We also coordinate recruitment efforts to help attract the accepted students we think embody the mission of UCR SOM.

In total, there are 12 interview days, 14 admissions committee meetings, and countless hours pondering over which applicants will be the best fit for our school and our purpose.

What is the most exciting part about working here at the School of Medicine? What are the challenges you face?

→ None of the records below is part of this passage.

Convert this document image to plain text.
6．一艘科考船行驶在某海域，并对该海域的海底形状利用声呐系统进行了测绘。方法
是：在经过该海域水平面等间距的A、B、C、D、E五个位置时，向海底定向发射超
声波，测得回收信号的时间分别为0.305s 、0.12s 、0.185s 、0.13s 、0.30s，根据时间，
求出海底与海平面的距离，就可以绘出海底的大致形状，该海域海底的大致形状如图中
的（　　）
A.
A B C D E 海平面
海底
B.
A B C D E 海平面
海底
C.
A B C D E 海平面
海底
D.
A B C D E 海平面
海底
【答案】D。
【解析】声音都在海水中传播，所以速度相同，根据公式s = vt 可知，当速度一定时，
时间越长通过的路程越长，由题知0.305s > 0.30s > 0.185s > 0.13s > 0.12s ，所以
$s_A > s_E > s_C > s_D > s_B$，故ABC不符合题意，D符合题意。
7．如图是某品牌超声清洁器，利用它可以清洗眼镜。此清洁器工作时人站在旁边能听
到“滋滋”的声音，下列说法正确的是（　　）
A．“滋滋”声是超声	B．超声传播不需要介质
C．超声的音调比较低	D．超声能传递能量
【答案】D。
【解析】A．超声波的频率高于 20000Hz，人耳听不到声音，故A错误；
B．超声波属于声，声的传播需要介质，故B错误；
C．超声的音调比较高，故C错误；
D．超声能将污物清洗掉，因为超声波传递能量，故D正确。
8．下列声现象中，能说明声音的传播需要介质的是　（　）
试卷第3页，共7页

This academic year, I was asked to join the academic team for 50% of my time. In this role, I get to teach Doctoring 1&2, help with part of clinical skills, and work with the clerkship coordination committee. The most exciting thing for me is seeing understanding set in on a student’s face as I teach or explain something.

Of course, I would be remiss if I didn’t mention how much I love it when a shy student is finally able to open up and obtain a full sexual history without showing how embarrassed they might be.

In my clinical half, getting to watch a student deliver a baby for the first time is an absolute joy. I try to find an appropriate level of involvement for a student in every procedure whether it is holding a retractor in surgery or actually removing a segment of a Fallopian tube in the midst of an operation and help them understand why that role, no matter how simple, matters. I think that when students know why it is easier to understand the basic concepts and apply those to more challenging situations.

Where do you see the School of Medicine in the future?

Of course the School of Medicine will continue to grow and build on the traditions we are setting now. I see us as a premier institution for educating the future physicians of Riverside County and Inland Southern California, both in undergraduate and graduate medical education.

Is there anything else you would like to share?

I love dark chocolate, anything that sparkles, and almost always have snacks in my office – including dark chocolate, of course.